Pacing Clin Electrophysiol. 2021 Apr;44(4):641-650. doi: 10.1111/pace.14191. Epub 2021 Feb 22.
The ability of transesophageal three-dimensional echocardiography (3DE) to aid in pacemaker lead extraction has not yet been evaluated. 3DE provides real-time evaluation of intracardiac anatomy and the location of pacemaker leads in greater detail than either fluoroscopy or -two-dimensional echocardiography (2DE), aiding in the extraction of such leads, which can be potentially dangerous. We sought to investigate the feasibility and utility of 3DE to visualize intracardiac anatomy and pacemaker leads, and to assist in lead extraction procedures.
We utilized 3DE in nine encounters for eight different patients, to visualize intracardiac anatomy and leads before, during, and after extraction to evaluate the feasibility and utility to aid in the procedure and evaluate for potential sequelae.
3DE was able to identify pertinent intracardiac anatomy and leads in all cases. 3DE detected procedural complications or altered management in five of nine encounters (five of eight patients); this included detection of an avulsed papillary muscle, tricuspid valve leaflet damage, and cast/thrombus after lead removal, as well as adjustment of excess lead slack to avoid future valve damage, or risk stratification of lead removal.

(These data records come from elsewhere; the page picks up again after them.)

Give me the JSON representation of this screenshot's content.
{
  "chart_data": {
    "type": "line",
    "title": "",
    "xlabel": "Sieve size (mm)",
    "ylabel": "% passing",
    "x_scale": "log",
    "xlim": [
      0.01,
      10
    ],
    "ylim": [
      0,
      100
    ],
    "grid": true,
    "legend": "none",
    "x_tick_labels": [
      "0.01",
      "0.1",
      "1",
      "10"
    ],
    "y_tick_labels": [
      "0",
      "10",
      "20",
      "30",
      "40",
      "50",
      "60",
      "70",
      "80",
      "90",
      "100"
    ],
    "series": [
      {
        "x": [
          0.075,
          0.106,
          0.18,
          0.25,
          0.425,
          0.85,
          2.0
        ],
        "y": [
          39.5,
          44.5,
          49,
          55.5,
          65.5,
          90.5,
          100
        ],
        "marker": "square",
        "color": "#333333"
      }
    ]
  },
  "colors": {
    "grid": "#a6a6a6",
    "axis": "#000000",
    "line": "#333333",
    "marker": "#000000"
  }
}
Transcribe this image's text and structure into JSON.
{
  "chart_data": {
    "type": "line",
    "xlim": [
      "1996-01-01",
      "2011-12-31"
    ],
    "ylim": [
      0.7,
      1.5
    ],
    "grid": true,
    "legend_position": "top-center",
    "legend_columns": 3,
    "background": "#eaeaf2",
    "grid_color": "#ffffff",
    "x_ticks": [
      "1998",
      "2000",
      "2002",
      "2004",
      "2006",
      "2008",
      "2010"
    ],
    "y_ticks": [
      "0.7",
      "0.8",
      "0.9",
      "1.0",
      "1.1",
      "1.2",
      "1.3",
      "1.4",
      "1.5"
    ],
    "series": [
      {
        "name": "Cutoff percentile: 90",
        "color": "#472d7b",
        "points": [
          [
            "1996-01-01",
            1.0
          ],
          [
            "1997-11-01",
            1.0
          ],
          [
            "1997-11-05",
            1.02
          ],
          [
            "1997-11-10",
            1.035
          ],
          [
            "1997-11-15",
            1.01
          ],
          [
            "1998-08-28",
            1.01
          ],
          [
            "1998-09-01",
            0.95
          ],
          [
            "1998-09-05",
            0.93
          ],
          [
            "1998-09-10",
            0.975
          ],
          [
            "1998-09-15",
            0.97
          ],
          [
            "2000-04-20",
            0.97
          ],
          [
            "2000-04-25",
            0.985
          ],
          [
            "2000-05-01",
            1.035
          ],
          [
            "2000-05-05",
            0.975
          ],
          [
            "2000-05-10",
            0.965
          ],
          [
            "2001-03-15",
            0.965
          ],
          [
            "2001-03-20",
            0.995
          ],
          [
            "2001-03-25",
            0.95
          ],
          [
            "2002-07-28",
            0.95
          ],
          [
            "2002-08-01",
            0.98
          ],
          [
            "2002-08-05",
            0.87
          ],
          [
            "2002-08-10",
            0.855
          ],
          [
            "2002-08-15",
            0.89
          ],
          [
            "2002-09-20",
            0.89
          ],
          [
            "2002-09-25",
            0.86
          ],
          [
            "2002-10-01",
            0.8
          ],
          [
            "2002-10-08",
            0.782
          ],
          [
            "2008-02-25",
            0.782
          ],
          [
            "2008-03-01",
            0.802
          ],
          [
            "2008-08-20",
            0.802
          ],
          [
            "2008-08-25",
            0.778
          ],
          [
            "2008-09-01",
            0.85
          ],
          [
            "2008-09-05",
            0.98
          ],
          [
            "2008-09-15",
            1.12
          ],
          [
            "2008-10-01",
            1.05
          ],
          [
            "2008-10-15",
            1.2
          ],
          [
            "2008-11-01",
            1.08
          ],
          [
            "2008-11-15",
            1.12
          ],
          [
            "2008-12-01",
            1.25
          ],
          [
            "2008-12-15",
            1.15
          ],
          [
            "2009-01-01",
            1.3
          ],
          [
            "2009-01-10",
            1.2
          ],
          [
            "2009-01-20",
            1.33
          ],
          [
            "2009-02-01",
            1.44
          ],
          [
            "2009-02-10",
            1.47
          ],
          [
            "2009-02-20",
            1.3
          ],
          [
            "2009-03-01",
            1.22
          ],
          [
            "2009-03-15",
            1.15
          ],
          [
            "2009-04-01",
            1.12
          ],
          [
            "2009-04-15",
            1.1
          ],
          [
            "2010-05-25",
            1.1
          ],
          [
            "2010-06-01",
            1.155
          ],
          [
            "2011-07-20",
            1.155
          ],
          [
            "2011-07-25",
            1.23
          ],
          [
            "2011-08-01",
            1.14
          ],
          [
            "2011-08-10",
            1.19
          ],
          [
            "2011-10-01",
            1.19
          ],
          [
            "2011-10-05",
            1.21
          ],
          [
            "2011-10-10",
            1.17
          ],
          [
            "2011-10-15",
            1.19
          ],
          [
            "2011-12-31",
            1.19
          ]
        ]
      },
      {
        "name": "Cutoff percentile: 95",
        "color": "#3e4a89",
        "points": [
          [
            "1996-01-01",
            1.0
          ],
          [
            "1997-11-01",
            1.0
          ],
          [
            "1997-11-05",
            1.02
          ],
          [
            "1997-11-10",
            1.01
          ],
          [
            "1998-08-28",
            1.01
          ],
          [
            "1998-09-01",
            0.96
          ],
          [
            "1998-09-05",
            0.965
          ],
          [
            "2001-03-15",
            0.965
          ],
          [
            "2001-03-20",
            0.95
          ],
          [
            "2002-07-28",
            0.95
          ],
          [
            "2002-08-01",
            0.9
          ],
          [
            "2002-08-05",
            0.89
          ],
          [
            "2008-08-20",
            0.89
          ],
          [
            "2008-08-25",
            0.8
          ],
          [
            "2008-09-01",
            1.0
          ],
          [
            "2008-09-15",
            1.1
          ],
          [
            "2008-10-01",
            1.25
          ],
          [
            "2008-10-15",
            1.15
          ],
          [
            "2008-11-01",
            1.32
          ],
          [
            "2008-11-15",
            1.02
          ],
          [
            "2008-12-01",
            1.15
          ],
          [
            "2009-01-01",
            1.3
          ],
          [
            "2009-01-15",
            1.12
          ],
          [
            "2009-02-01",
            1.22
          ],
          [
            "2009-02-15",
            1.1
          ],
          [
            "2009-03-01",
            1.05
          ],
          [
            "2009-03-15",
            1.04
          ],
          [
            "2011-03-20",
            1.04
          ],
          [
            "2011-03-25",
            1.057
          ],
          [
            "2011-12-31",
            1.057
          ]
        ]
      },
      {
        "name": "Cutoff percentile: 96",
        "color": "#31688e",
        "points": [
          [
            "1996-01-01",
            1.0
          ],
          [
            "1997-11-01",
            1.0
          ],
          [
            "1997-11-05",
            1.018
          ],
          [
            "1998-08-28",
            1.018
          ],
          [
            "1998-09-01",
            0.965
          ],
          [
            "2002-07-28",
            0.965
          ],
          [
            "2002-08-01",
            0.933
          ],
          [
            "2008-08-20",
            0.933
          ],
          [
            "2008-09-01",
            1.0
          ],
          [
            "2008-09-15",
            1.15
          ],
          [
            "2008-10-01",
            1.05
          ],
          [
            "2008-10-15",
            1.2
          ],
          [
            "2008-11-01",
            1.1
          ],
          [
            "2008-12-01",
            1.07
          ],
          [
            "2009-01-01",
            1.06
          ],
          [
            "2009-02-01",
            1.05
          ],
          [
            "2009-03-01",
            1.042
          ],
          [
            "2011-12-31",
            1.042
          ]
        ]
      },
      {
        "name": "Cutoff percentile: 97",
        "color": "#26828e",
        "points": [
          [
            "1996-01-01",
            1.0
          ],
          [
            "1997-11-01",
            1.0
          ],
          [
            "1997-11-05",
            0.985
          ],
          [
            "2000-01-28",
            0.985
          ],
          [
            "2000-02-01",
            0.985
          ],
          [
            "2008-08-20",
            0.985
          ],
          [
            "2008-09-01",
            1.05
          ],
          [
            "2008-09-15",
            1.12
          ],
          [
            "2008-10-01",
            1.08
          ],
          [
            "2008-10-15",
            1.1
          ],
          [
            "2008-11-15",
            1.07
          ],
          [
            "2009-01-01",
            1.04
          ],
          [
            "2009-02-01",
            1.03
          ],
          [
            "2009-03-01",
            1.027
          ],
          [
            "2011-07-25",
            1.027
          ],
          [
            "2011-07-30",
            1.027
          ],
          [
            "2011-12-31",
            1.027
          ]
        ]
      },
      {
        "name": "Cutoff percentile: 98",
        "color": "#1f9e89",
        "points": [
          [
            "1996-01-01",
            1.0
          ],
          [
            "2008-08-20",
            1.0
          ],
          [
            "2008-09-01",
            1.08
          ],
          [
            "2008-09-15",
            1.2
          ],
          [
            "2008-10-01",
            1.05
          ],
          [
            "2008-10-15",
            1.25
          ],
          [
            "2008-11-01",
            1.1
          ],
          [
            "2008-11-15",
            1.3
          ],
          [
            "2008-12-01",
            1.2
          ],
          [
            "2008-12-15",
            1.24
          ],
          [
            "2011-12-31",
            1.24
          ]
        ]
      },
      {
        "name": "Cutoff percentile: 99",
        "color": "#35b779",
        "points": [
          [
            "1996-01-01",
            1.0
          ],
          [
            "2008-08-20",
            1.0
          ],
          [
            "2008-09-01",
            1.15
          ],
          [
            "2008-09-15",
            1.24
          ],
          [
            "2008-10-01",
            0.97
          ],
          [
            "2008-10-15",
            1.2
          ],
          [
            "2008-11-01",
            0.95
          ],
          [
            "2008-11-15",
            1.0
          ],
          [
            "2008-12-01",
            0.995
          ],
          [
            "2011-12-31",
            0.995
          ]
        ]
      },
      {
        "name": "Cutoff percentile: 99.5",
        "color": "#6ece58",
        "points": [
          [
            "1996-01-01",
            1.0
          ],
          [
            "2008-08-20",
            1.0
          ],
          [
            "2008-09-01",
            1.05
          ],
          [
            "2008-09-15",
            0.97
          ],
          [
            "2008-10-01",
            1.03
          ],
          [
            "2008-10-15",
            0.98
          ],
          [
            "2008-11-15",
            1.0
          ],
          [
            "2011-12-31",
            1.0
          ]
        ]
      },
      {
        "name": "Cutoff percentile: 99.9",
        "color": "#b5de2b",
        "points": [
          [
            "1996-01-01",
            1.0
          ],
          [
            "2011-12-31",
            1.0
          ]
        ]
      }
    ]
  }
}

3DE is feasible and adds utility to lead extraction cases by visualizing intracardiac anatomy and leads beyond fluoroscopy or 2DE, providing real-time information during extraction, and identifying potential complications.
经食管三维超声心动图(3DE)在帮助进行起搏器导线拔除方面的能力尚未得到评估。3DE 比透视或二维超声心动图(2DE)更详细地实时评估心内解剖结构和起搏器导线的位置,有助于潜在危险的此类导线的拔除。我们旨在研究 3DE 用于可视化心内解剖结构和起搏器导线并辅助导线拔除手术的可行性和实用性。
我们在 9 次接触中使用 3DE 对 8 名不同患者的 8 个不同病例进行了心内解剖结构和导线的可视化,以评估在手术过程中辅助和评估潜在后遗症的可行性和实用性。
在所有病例中,3DE 均能识别相关的心内解剖结构和导线。在 9 次接触中的 5 次(8 名患者中的 5 名)中,3DE 检测到了手术并发症或改变了处理方式;这包括在导线拔除后检测到撕脱的乳头肌、三尖瓣瓣叶损伤以及导线移除后的铸型/血栓,以及调整多余的导线松弛度以避免未来的瓣膜损伤,或对导线移除进行风险分层。
3DE 是可行的,通过可视化透视或 2DE 之外的心内解剖结构和导线,在导线拔除过程中提供实时信息,并识别潜在并发症,从而增加了导线拔除病例的实用性。